Безвестность ее томила. Почти смирившись с тем, что Трескин всерьез влюбился, она не могла выносить бездеятельности, она испытывала потребность если не помешать чужому чувству, то уж, по крайней мере, руководить им. А Трескин отмалчивался. Вот это и было самое скверное — не то даже, что отстранил от своих сердечных дел секретаршу, а то, что остался с девушкой наедине, удалившись от людей. Аллочка не знала наверное, потому что не пережила подобного сама, но чутьем, тоскующим женским чувством угадывала, что это-то и есть верный способ влюбиться.

Аллочка злилась: хлопала дверями, швыряла бумаги и с неприкрытым ожесточением стучала по клавишам машинки.

— Опять? — вызывающе сказала Аллочка, когда заметила, что уже в пятом часу шеф начал ерзать и следить за временем.

— Что опять? — вильнул Трескин.

— Куда вы сегодня поедете? — спросила Аллочка, переворачивая перед шефом бумаги.

— А! Да! Поедем! — вспомнил Трескин. Он механически расписывался.

Должна была последовать новая язвительная реплика, и Трескин трусливо ее ожидал. Бумаги кончились, Трескин догадался оглянуться и улыбнулся Аллочке, рассчитывая купить мир недорогой ценой, — Аллочка на улыбку не ответила.

— Ну вот! — сказал Трескин, привлекая секретаршу за талию. Дальше «ну вот» он, однако, еще ничего не придумал.

Секретарша покорно подвинулась, поддаваясь объятиям, но смотрела поверх головы — вдаль.

— Не нужно, не нужно, зачем эти семейные сцены? — глухо, выдавая скопившиеся слезы, сказала она. — Я ни на что не претендую. Как я могу претендовать? Это глупо. Это было бы глупо.
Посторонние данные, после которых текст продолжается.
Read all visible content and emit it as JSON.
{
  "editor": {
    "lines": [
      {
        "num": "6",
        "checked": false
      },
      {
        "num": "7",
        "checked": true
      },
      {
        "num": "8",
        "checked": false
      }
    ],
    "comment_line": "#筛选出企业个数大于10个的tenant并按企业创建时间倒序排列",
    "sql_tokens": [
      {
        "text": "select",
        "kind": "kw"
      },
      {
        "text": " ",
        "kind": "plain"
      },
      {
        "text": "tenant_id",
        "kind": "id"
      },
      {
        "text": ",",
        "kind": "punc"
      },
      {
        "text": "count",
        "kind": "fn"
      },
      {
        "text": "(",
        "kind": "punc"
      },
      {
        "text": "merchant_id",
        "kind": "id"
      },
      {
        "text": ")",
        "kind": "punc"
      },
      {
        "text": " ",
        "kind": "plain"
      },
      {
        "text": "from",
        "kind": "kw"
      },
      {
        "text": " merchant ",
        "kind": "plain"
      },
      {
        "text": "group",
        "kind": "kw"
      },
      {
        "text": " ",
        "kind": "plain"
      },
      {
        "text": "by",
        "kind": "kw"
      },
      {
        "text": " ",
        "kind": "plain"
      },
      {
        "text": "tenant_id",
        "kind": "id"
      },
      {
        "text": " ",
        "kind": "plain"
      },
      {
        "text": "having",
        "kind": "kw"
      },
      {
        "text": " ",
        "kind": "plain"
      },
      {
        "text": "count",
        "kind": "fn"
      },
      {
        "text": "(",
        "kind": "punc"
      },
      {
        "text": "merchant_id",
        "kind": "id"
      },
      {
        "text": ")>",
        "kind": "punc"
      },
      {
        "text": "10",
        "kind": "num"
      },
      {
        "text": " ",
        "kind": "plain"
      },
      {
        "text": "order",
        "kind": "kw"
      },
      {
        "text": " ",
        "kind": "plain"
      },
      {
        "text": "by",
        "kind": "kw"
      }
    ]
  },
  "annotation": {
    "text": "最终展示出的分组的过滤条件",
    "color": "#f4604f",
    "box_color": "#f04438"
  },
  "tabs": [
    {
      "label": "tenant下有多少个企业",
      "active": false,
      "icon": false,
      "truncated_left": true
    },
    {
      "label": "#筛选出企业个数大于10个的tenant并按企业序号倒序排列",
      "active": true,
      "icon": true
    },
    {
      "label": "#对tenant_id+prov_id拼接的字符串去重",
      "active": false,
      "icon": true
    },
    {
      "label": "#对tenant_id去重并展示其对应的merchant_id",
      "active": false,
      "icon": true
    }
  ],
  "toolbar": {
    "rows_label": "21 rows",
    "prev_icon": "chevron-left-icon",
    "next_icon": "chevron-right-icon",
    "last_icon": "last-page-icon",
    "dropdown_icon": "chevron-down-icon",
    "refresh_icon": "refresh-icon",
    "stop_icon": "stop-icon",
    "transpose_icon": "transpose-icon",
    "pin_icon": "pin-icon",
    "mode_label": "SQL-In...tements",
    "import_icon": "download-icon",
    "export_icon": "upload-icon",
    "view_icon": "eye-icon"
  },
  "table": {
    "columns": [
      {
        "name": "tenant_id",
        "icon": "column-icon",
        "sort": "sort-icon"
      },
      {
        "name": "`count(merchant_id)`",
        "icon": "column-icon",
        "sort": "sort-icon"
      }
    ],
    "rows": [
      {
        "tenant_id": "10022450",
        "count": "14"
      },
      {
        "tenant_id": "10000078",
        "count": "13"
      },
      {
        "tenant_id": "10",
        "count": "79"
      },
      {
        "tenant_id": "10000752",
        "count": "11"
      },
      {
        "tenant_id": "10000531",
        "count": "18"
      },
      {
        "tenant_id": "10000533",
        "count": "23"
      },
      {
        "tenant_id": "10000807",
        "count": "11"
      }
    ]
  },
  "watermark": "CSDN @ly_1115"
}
— Ах ты моя мартышка! — сказал Трескин, намекая, вероятно, на всеми признанную смышленость обезьян.

— Кажется, я уже доказала, что ни о чем, кроме твоих интересов, не забочусь. А ты ничего не рассказываешь… Что уж ты так боишься за эту свою… Людочку? Я же к вам в постель не лезу!

— Нет, — согласился Трескин.

В объятиях его не было ничего или почти ничего чувственного, и Аллочка это остро ощущала. Еще она понимала, что если Трескин заговорит, то как бы ни складывались потом его отношения с архитекторшей, как бы ни воображал он себя влюбленным, можно ручаться, что никогда эта женщина не будет занимать его сердце целиком.

— Я как сестра, мне любопытно. Что тут такого?

— Постель? Как ты в нее залезешь, если не было никакой постели? — нерешительно отозвался Трескин. — Не было постели, так и не залезешь.

— Да? — в порядке поощрения удивилась Аллочка. Она тихонько высвободилась, шеф не удерживал. — Что же так? Теснее должны быть контакты, теснее! Самые тесные!

— Понимаешь, мартышка, — сказал Трескин, — я в дурацком, совершенно дурацком положении.

— Ой! — слабым голосом молвила Аллочка. Ее хватило только на это. Похожее на простой выдох «ой» исчерпало Аллочкины силы.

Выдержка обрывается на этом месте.